Cinematic milestone: the shocking reaction to the world’s first on-screen kiss

For decades, sex and nudity have been used in advertising, with companies trying to get us to buy products by wielding a half-naked woman in front of our eyes despite having very little to do with what’s been sold to us. There came a time when film production companies clocked just how powerful these images were in the advertising world, subsequently adorning movie posters with scantily-clad actors, too, even if the movie itself wasn’t overtly sexual.

But, of course, many of these films did – and continue to – contain sexualised women dressed to appeal to an audience rather than necessarily benefit the plot. The oversaturation of sexualisation in cinema has made seeing sex and nudity on the big screen second nature – we rarely bat an eye at the kinds of scenes that would’ve previously been reserved for pornographic pictures. There are even films containing genuine, unsimulated sex, like Gaspar Noé’s Love and John Waters’ Pink Flamingos.

These are movies that push boundaries, depicting violence and sexuality with explicit frankness. It feels like, since the late 1960s, pretty much anything you can imagine has made it onto the silver screen. Since the Hays Code was eased in the mid-60s, censorship in cinema has rapidly declined, allowing filmmakers to show scenes dealing with taboo topics. That doesn’t mean that audiences have always been receptive – people still find movies like Pink Flamingos or Salo hard to stomach. Many movies are still banned across the world, labelled as outrageous, or even condemned as an act of cinematic obscenity.

Yet, cinema has come a long way to get this far. The early days of the medium were a novelty – people couldn’t believe that this new technology existed. Before narrative cinema became a thing, these early experimenters captured short moments, such as workers leaving a factory or a family socialising in the garden. There were a few early pieces of cinema that caused controversy, such as The Kiss, released in 1896. The piece was directed by William Heise in collaboration with Thomas Edison and featured the first kiss between a man and a woman ever captured on film.

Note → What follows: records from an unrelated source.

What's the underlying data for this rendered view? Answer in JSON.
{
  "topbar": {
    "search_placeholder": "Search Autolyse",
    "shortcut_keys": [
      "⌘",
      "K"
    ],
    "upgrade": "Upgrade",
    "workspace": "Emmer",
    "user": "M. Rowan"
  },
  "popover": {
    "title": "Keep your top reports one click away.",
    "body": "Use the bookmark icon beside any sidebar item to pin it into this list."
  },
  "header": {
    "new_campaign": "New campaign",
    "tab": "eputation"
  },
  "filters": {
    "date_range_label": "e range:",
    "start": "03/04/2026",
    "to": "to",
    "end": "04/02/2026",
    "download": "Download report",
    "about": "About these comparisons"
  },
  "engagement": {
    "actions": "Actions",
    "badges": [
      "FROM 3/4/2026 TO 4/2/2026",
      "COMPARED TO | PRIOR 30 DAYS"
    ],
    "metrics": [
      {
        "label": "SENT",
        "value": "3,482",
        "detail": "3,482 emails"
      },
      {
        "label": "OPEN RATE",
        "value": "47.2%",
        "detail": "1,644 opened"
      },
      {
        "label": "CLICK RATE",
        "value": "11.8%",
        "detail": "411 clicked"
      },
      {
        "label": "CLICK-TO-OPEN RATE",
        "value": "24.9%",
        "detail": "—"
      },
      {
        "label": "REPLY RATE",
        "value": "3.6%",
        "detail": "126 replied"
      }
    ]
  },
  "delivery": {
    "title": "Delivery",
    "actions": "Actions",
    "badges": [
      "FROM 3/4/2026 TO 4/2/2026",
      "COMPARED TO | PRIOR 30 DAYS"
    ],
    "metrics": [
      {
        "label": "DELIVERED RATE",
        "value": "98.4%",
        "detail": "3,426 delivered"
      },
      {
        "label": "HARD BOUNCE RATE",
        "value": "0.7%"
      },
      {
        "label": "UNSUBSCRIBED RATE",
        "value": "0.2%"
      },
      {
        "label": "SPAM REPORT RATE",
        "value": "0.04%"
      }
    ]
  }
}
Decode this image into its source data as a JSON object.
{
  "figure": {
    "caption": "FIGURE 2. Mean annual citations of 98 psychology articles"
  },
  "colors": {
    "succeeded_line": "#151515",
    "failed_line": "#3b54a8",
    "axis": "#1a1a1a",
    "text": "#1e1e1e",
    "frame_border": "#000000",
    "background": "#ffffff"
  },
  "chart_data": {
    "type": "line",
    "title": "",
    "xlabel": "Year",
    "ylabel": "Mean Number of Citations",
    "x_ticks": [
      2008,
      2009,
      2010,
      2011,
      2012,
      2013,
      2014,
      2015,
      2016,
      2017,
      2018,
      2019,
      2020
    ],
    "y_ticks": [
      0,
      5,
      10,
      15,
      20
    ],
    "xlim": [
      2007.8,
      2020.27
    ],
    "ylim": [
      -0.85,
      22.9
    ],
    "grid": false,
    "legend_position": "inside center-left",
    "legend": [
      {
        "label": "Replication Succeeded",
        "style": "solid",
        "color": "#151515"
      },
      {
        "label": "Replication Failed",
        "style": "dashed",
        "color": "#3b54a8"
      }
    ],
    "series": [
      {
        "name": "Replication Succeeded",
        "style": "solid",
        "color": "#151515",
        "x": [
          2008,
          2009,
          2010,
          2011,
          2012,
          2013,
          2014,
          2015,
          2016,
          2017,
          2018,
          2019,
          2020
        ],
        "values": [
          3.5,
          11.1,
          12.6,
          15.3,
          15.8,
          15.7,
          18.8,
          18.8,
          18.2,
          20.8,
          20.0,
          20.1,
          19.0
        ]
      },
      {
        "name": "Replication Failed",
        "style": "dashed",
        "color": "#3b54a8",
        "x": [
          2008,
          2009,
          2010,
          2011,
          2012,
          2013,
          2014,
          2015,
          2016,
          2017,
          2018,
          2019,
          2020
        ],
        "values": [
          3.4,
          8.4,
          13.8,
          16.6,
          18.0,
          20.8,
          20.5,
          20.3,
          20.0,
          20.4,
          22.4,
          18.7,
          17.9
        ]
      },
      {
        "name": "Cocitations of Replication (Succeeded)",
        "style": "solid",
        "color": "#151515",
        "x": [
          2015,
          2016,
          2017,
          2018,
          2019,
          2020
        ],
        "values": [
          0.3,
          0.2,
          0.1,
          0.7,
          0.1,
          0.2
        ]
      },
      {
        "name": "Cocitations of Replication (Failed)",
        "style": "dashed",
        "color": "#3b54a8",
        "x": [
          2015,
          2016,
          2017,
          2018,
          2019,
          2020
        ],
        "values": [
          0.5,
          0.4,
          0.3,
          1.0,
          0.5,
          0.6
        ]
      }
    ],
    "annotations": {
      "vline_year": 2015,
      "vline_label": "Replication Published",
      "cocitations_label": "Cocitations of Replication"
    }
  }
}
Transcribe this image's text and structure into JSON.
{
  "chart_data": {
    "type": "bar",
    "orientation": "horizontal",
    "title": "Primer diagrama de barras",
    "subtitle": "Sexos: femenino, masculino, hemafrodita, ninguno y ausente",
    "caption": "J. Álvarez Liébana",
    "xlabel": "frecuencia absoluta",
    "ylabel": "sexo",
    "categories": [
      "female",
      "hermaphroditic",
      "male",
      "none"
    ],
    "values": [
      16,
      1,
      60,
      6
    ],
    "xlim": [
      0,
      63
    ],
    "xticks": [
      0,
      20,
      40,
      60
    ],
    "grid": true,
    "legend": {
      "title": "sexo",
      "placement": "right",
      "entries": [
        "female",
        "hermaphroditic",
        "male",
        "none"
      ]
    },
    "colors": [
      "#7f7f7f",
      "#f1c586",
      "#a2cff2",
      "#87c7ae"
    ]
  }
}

It’s interesting to note that in the 1880s, Eadweard Muybridge pioneered instantaneous photography, creating the illusion of movement through his successive images. He used naked models, getting them to carry out various activities for anatomical purposes, and one of these included a kiss. It was between two women, technically making the first-ever kiss segment a same-sex one. Yet, because of the era’s views around female sexuality, the ‘lesbian’ kiss went unnoticed. Many people couldn’t even fathom that two women could have sexual feelings for one another (although, of course, many did).

When The Kiss emerged a few years later, plenty of people were shocked by the display of affection playing out in front of them. At the time, kissing in public wasn’t a ‘done’ thing, so it was unusual to see a man and woman sharing an intimate moment projected onto a big screen—even though it was just 18 seconds long.

In an 1896 article in The Chap-Book, one reviewer expressed a sense of disgust for the film, writing, “The spectacle of the prolonged pasturing on each other’s lips was beastly enough in life size on the stage but magnified to gargantuan proportions and repeated three times over it is absolutely disgusting.” While this wasn’t the widespread belief of audiences, it’s fascinating to think that some viewers really were violently offended by watching two people share a peck on the lips, while these days, we see much more graphic scenes on our televisions, even before the 9pm watershed.